At the end of October, day 2 PCR tests are set to be replaced with lateral flow tests. As with PCR tests, you’ll be advised by the government to use paid-for lateral flow tests and not those supplied by the NHS. The date of this change hasn’t been announced yet.
Under 18s will be classed as vaccinated and will follow these guidelines, regardless of their vaccination status.
- For non-fully vaccinated travellers:
If you’ve not received two doses of a vaccination recognised under England’s travel rules, or can’t prove your vaccination status, then travel restrictions will still apply even from non-red countries.
This means you’ll need the following for all destinations abroad other than Ireland.
- a pre-departure PCR test
- a day 2 PCR test
- a day 8 PCR test
- self-isolate for 10 days
You can still use the Test to Release scheme to stop your self-isolation early at an extra expense.
How much do COVID-19 tests for travel cost?
The cost of testing for travel varies massively.
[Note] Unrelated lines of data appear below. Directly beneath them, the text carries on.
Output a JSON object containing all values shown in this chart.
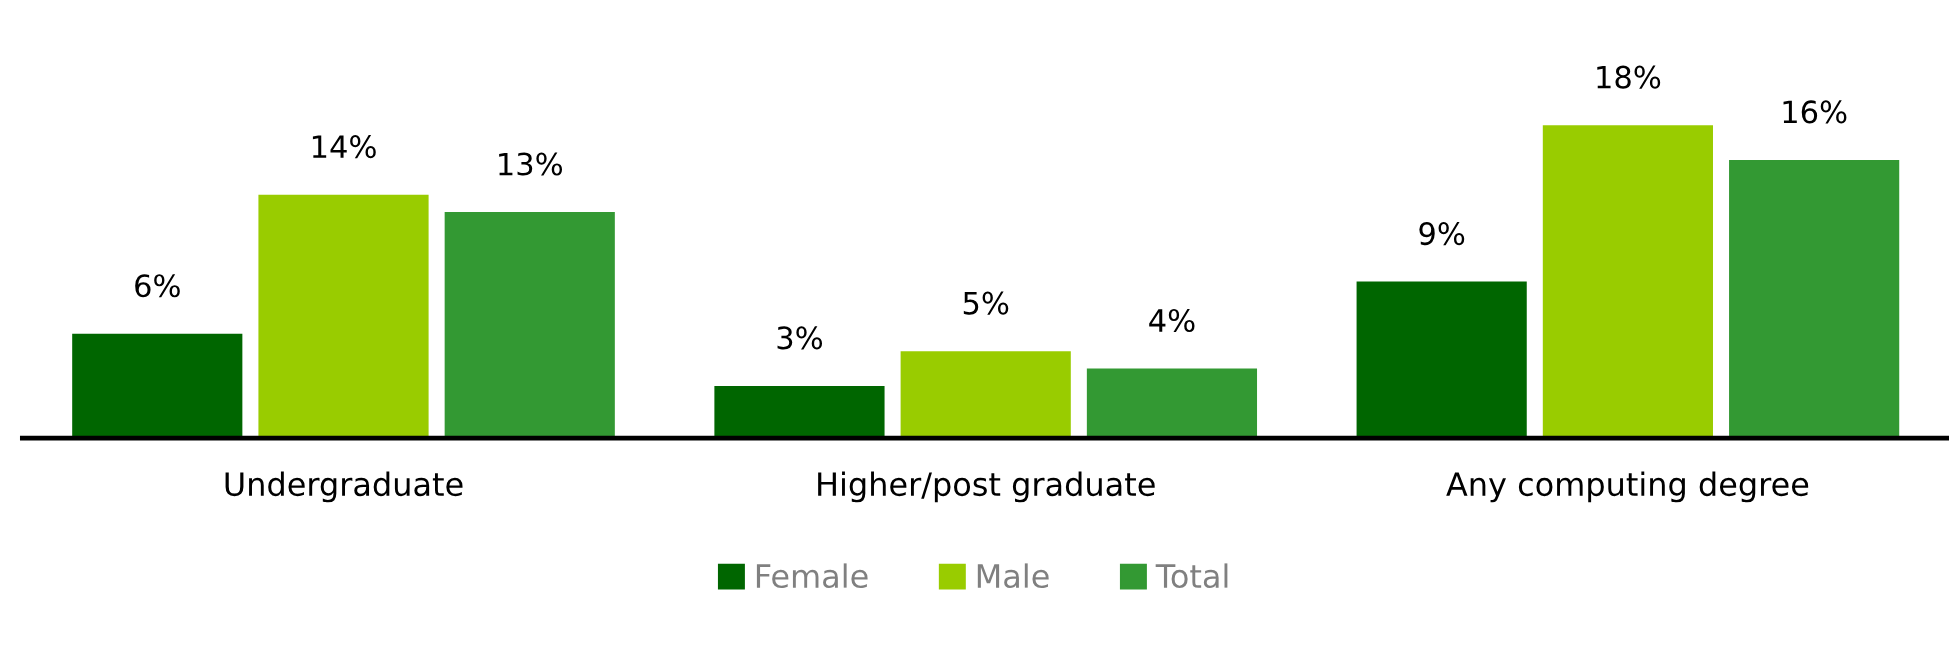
{
  "chart_data": {
    "type": "bar",
    "categories": [
      "Undergraduate",
      "Higher/post graduate",
      "Any computing degree"
    ],
    "series": [
      {
        "name": "Female",
        "color": "#006600",
        "values": [
          6,
          3,
          9
        ],
        "value_labels": [
          "6%",
          "3%",
          "9%"
        ]
      },
      {
        "name": "Male",
        "color": "#99cc00",
        "values": [
          14,
          5,
          18
        ],
        "value_labels": [
          "14%",
          "5%",
          "18%"
        ]
      },
      {
        "name": "Total",
        "color": "#339933",
        "values": [
          13,
          4,
          16
        ],
        "value_labels": [
          "13%",
          "4%",
          "16%"
        ]
      }
    ],
    "legend": "bottom"
  }
}
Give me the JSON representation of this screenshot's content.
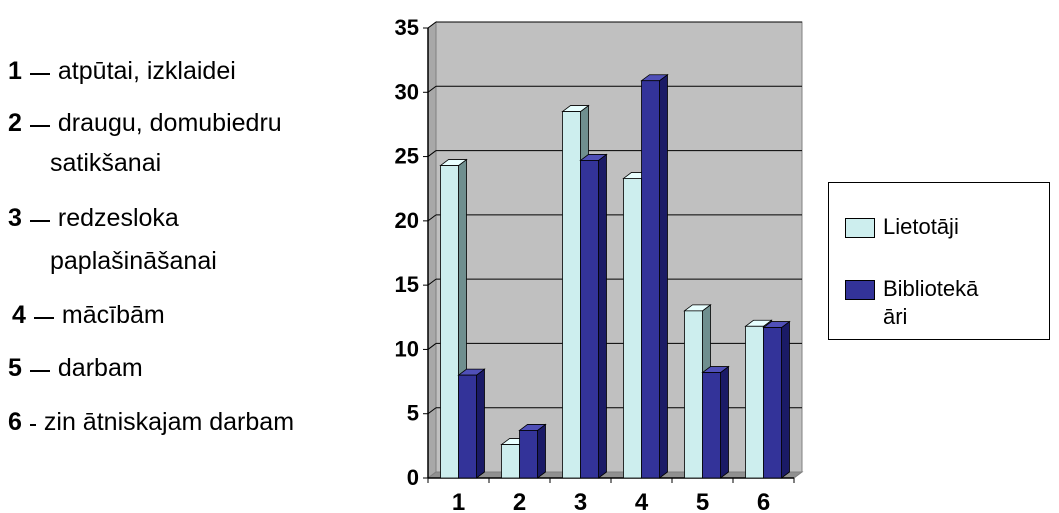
{
  "key": [
    {
      "num": "1",
      "text": "atpūtai, izklaidei",
      "cont": ""
    },
    {
      "num": "2",
      "text": "draugu, domubiedru",
      "cont": "satikšanai"
    },
    {
      "num": "3",
      "text": "redzesloka",
      "cont": "paplašināšanai"
    },
    {
      "num": "4",
      "text": "mācībām",
      "cont": ""
    },
    {
      "num": "5",
      "text": "darbam",
      "cont": ""
    },
    {
      "num": "6",
      "text": "zin ātniskajam darbam",
      "cont": ""
    }
  ],
  "colors": {
    "plot_bg": "#c0c0c0",
    "lietotaji": "#cdeeee",
    "bibliotekari": "#333399"
  },
  "chart_data": {
    "type": "bar",
    "categories": [
      "1",
      "2",
      "3",
      "4",
      "5",
      "6"
    ],
    "series": [
      {
        "name": "Lietotāji",
        "values": [
          24.3,
          2.6,
          28.5,
          23.3,
          13.0,
          11.8
        ]
      },
      {
        "name": "Bibliotekā\nāri",
        "values": [
          8.0,
          3.7,
          24.7,
          30.9,
          8.2,
          11.7
        ]
      }
    ],
    "ylim": [
      0,
      35
    ],
    "yticks": [
      "0",
      "5",
      "10",
      "15",
      "20",
      "25",
      "30",
      "35"
    ],
    "grid": true,
    "legend_position": "right"
  },
  "legend": {
    "lietotaji": "Lietotāji",
    "bibliotekari_line1": "Bibliotekā",
    "bibliotekari_line2": "āri"
  }
}
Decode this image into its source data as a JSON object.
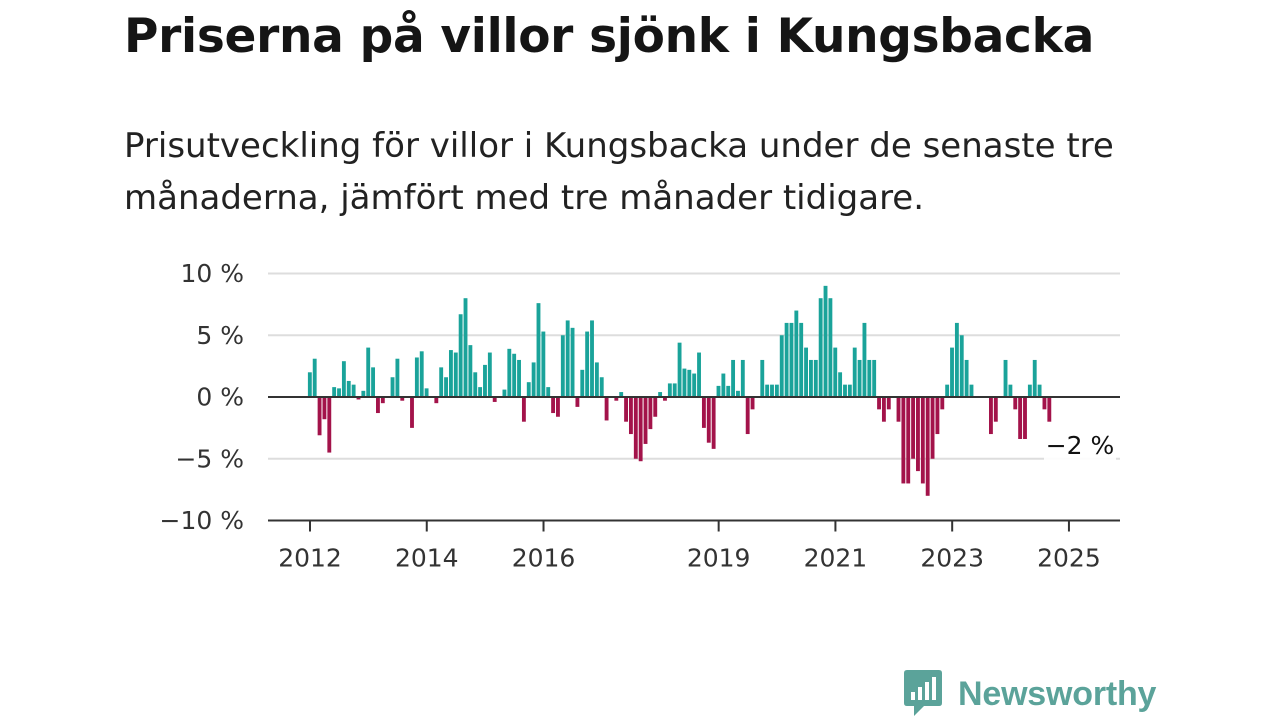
{
  "title": "Priserna på villor sjönk i Kungsbacka",
  "subtitle": "Prisutveckling för villor i Kungsbacka under de senaste tre månaderna, jämfört med tre månader tidigare.",
  "brand": {
    "name": "Newsworthy",
    "icon": "newsworthy-logo-icon"
  },
  "colors": {
    "positive": "#1aa39a",
    "negative": "#a3134a",
    "grid": "#dddddd",
    "axis": "#333333",
    "text": "#333333"
  },
  "chart_data": {
    "type": "bar",
    "title": "Priserna på villor sjönk i Kungsbacka",
    "xlabel": "",
    "ylabel": "",
    "ylim": [
      -10,
      10
    ],
    "y_ticks": [
      10,
      5,
      0,
      -5,
      -10
    ],
    "y_tick_labels": [
      "10 %",
      "5 %",
      "0 %",
      "−5 %",
      "−10 %"
    ],
    "x_ticks": [
      "2012",
      "2014",
      "2016",
      "2019",
      "2021",
      "2023",
      "2025"
    ],
    "grid": true,
    "start": "2012-01",
    "frequency": "monthly",
    "values": [
      2.0,
      3.1,
      -3.1,
      -1.8,
      -4.5,
      0.8,
      0.7,
      2.9,
      1.3,
      1.0,
      -0.2,
      0.5,
      4.0,
      2.4,
      -1.3,
      -0.5,
      0.0,
      1.6,
      3.1,
      -0.3,
      0.0,
      -2.5,
      3.2,
      3.7,
      0.7,
      0.0,
      -0.5,
      2.4,
      1.6,
      3.8,
      3.6,
      6.7,
      8.0,
      4.2,
      2.0,
      0.8,
      2.6,
      3.6,
      -0.4,
      0.0,
      0.6,
      3.9,
      3.5,
      3.0,
      -2.0,
      1.2,
      2.8,
      7.6,
      5.3,
      0.8,
      -1.3,
      -1.6,
      5.0,
      6.2,
      5.6,
      -0.8,
      2.2,
      5.3,
      6.2,
      2.8,
      1.6,
      -1.9,
      0.0,
      -0.3,
      0.4,
      -2.0,
      -3.0,
      -5.0,
      -5.2,
      -3.8,
      -2.6,
      -1.6,
      0.4,
      -0.3,
      1.1,
      1.1,
      4.4,
      2.3,
      2.2,
      1.9,
      3.6,
      -2.5,
      -3.7,
      -4.2,
      0.9,
      1.9,
      0.9,
      3.0,
      0.5,
      3.0,
      -3.0,
      -1.0,
      0.0,
      3.0,
      1.0,
      1.0,
      1.0,
      5.0,
      6.0,
      6.0,
      7.0,
      6.0,
      4.0,
      3.0,
      3.0,
      8.0,
      9.0,
      8.0,
      4.0,
      2.0,
      1.0,
      1.0,
      4.0,
      3.0,
      6.0,
      3.0,
      3.0,
      -1.0,
      -2.0,
      -1.0,
      0.0,
      -2.0,
      -7.0,
      -7.0,
      -5.0,
      -6.0,
      -7.0,
      -8.0,
      -5.0,
      -3.0,
      -1.0,
      1.0,
      4.0,
      6.0,
      5.0,
      3.0,
      1.0,
      0.0,
      0.0,
      0.0,
      -3.0,
      -2.0,
      0.0,
      3.0,
      1.0,
      -1.0,
      -3.4,
      -3.4,
      1.0,
      3.0,
      1.0,
      -1.0,
      -2.0
    ],
    "annotation": {
      "text": "−2 %",
      "value": -2
    }
  }
}
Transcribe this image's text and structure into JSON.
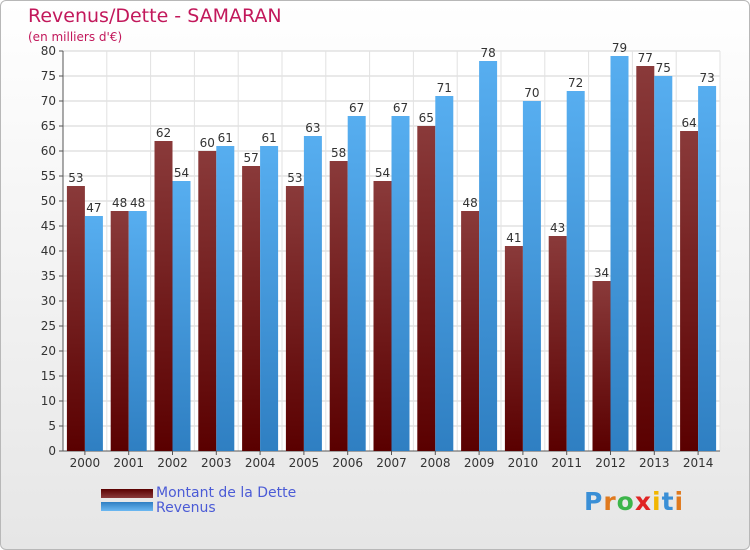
{
  "title": "Revenus/Dette - SAMARAN",
  "subtitle": "(en milliers d'€)",
  "colors": {
    "debt": "#6b0b0b",
    "revenue": "#3a9ae0",
    "title": "#c2185b",
    "legend_text": "#4b5bd6"
  },
  "legend": [
    {
      "label": "Montant de la Dette",
      "color": "#6b0b0b"
    },
    {
      "label": "Revenus",
      "color": "#3a9ae0"
    }
  ],
  "logo": {
    "letters": [
      "P",
      "r",
      "o",
      "x",
      "i",
      "t",
      "i"
    ],
    "colors": [
      "#3a8fd6",
      "#e07a1e",
      "#3cb54a",
      "#e02424",
      "#f2b600",
      "#3a8fd6",
      "#e07a1e"
    ]
  },
  "chart_data": {
    "type": "bar",
    "categories": [
      "2000",
      "2001",
      "2002",
      "2003",
      "2004",
      "2005",
      "2006",
      "2007",
      "2008",
      "2009",
      "2010",
      "2011",
      "2012",
      "2013",
      "2014"
    ],
    "series": [
      {
        "name": "Montant de la Dette",
        "values": [
          53,
          48,
          62,
          60,
          57,
          53,
          58,
          54,
          65,
          48,
          41,
          43,
          34,
          77,
          64
        ]
      },
      {
        "name": "Revenus",
        "values": [
          47,
          48,
          54,
          61,
          61,
          63,
          67,
          67,
          71,
          78,
          70,
          72,
          79,
          75,
          73
        ]
      }
    ],
    "ylim": [
      0,
      80
    ],
    "yticks": [
      0,
      5,
      10,
      15,
      20,
      25,
      30,
      35,
      40,
      45,
      50,
      55,
      60,
      65,
      70,
      75,
      80
    ],
    "grid": true,
    "legend_position": "bottom-left"
  }
}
Some private clinics charge as much as £200 or more for one PCR test.
Some travel companies have put together testing packages at a reduced price to make it more affordable for customers.
Where can I get COVID-19 tests for travelling?
Depending on where you are travelling to, the costs of COVID-19 testing can really add up.
You can also find a list of approved test providers on the government’s website.
Wherever you get your tests from, make sure they adhere to the government guidance for what will be accepted when you travel.